(Autoria: Deputado Max Maciel)
Requer a tramitação em regime de urgência do PDL 03/2023, que Susta os efeitos do Decreto nº 43.899, de 31 de Outubro de 2022 e a Portaria nº 5, de 23 de janeiro de 2023, da Secretaria de Estado de Transporte e Mobilidade, que dispõe sobre a validade dos créditos armazenados na forma de valores monetários do Sistema de Bilhetagem Automática (SBA) do Sistema de Transporte Inteligente (STI) do Sistema de Transporte Público Coletivo do Distrito Federal (STPC/DF) e dá outras providências.
Excelentíssimo Senhor Presidente da Câmra Legislativa do Distrito Federal:
Requeremos a Vossa Excelência, nos termos do art. 164 c/c o art. 145, XVI do Regimento Interno, a tramitação em regime de urgência do Projeto de Decreto Legislativo, de autoria do Deputado Max Maciel que, " Susta os efeitos do Decreto nº 43.899, de 31 de Outubro de 2022 e a Portaria nº 5, de 23 de janeiro de 2023, da Secretaria de Estado de Transporte e Mobilidade, que dispõe sobre a validade dos créditos armazenados na forma de valores monetários do Sistema de Bilhetagem Automática (SBA) do Sistema de Transporte Inteligente (STI) do Sistema de Transporte Público Coletivo do Distrito Federal (STPC/DF) e dá outras providências.".
JUSTIFICAÇÃO
O projeto em tela, tem o objetivo de sustar o Decreto nº 43.899, de 31 de outubro de 2022 e a Portaria nº 5, de 23 de janeiro de 2023, da Secretaria de Estado de Transporte e Mobilidade, que tratam sobre a validade dos créditos armazenados na forma de valores monetários do Sistema de Bilhetagem Automática (SBA) do Sistema de Transporte Inteligente (STI) do Sistema de Transporte Público Coletivo do Distrito Federal (STPC/DF).
A matéria necessita de urgência pois ao usuário do transporte público deve ser facultada a utilização do transporte e dos créditos do SBA quando melhor atender sua necessidade, de forma que, não se tratando de gratuidade na passagem tarifária, não há que se falar em desequilíbrio para o sistema de transporte, como transcrito no parágrafo único do Art. 2º do citado Decreto. Diante disto, a ação torna-se um sequestro monetário do investimento feita pelo usuário.
Dessa forma, vale ressaltar que há também a Súmula 473 do Superior Tribunal Federal, que determina que a administração pode anular seus próprios atos, quando eivados de vícios que os tornam ilegais. Uma vez que houve o sequestro dos créditos dos usuários, o Governo do Distrito Federal possui responsabilidade de, ou anular os normativos, ou criar novos atos que não causem ônus aos cidadãos.
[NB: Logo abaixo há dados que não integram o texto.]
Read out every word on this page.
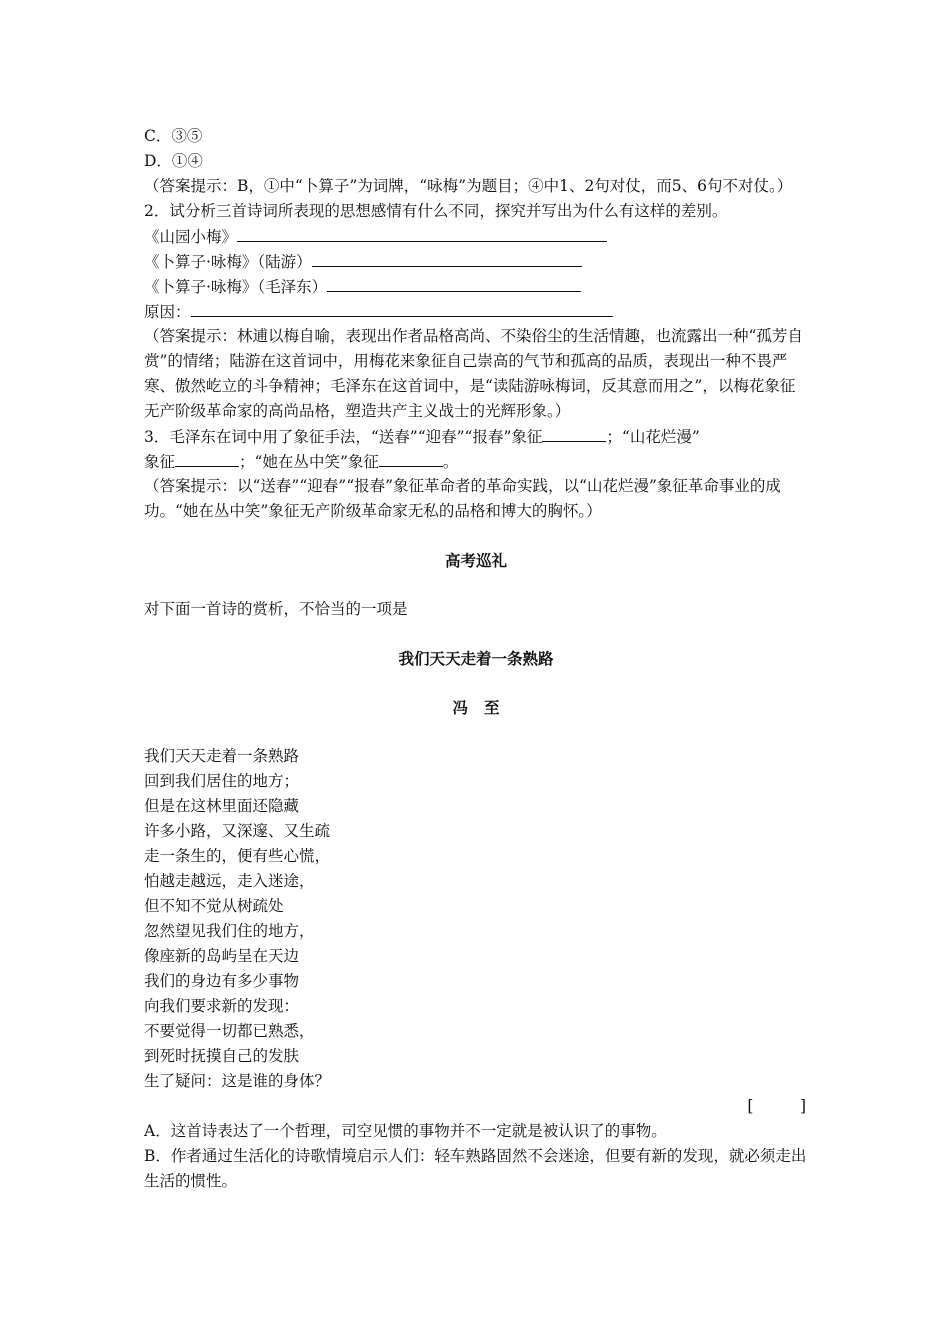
C．③⑤
D．①④
（答案提示：B，①中“卜算子”为词牌，“咏梅”为题目；④中1、2句对仗，而5、6句不对仗。）
2．试分析三首诗词所表现的思想感情有什么不同，探究并写出为什么有这样的差别。
《山园小梅》
《卜算子·咏梅》（陆游）
《卜算子·咏梅》（毛泽东）
原因：
（答案提示：林逋以梅自喻，表现出作者品格高尚、不染俗尘的生活情趣，也流露出一种“孤芳自赏”的情绪；陆游在这首词中，用梅花来象征自己崇高的气节和孤高的品质，表现出一种不畏严寒、傲然屹立的斗争精神；毛泽东在这首词中，是“读陆游咏梅词，反其意而用之”，以梅花象征无产阶级革命家的高尚品格，塑造共产主义战士的光辉形象。）
3．毛泽东在词中用了象征手法，“送春”“迎春”“报春”象征	；“山花烂漫”
象征	；“她在丛中笑”象征	。
（答案提示：以“送春”“迎春”“报春”象征革命者的革命实践，以“山花烂漫”象征革命事业的成功。“她在丛中笑”象征无产阶级革命家无私的品格和博大的胸怀。）
高考巡礼
对下面一首诗的赏析，不恰当的一项是
我们天天走着一条熟路
冯至
我们天天走着一条熟路
回到我们居住的地方；
但是在这林里面还隐藏
许多小路，又深邃、又生疏
走一条生的，便有些心慌，
怕越走越远，走入迷途，
但不知不觉从树疏处
忽然望见我们住的地方，
像座新的岛屿呈在天边
我们的身边有多少事物
向我们要求新的发现：
不要觉得一切都已熟悉，
到死时抚摸自己的发肤
生了疑问：这是谁的身体？
[　　　]
A．这首诗表达了一个哲理，司空见惯的事物并不一定就是被认识了的事物。
B．作者通过生活化的诗歌情境启示人们：轻车熟路固然不会迷途，但要有新的发现，就必须走出生活的惯性。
Por fim, a Lei Federal nº 12.587, de 3 de janeiro de 2012, que institui as diretrizes da Política Nacional de Mobilidade Urbana, determina no inciso II do Artigo 14, que “são direitos dos usuários do Sistema Nacional de Mobilidade Urbana participar do planejamento, da fiscalização e da avaliação da política local de mobilidade urbana”. Assim, antes de realizar o sequestro dos créditos tarifários, o dever do Governo do Distrito Federal, por sua vez, era de realizar o amplo debate para com a população, que será a parcela afetada pela decisão. Para tal, o governo possui a seu dispor as opções de realização de audiências e consultas públicas, o que não foi feito ao institucionalizar tal ação.
Por todo o exposto, em face da importância e da urgência do tema, conclamo a adesão dos nobres pares para aprovação do presente requerimento.
Sala das sessões, em fevereiro de 2023.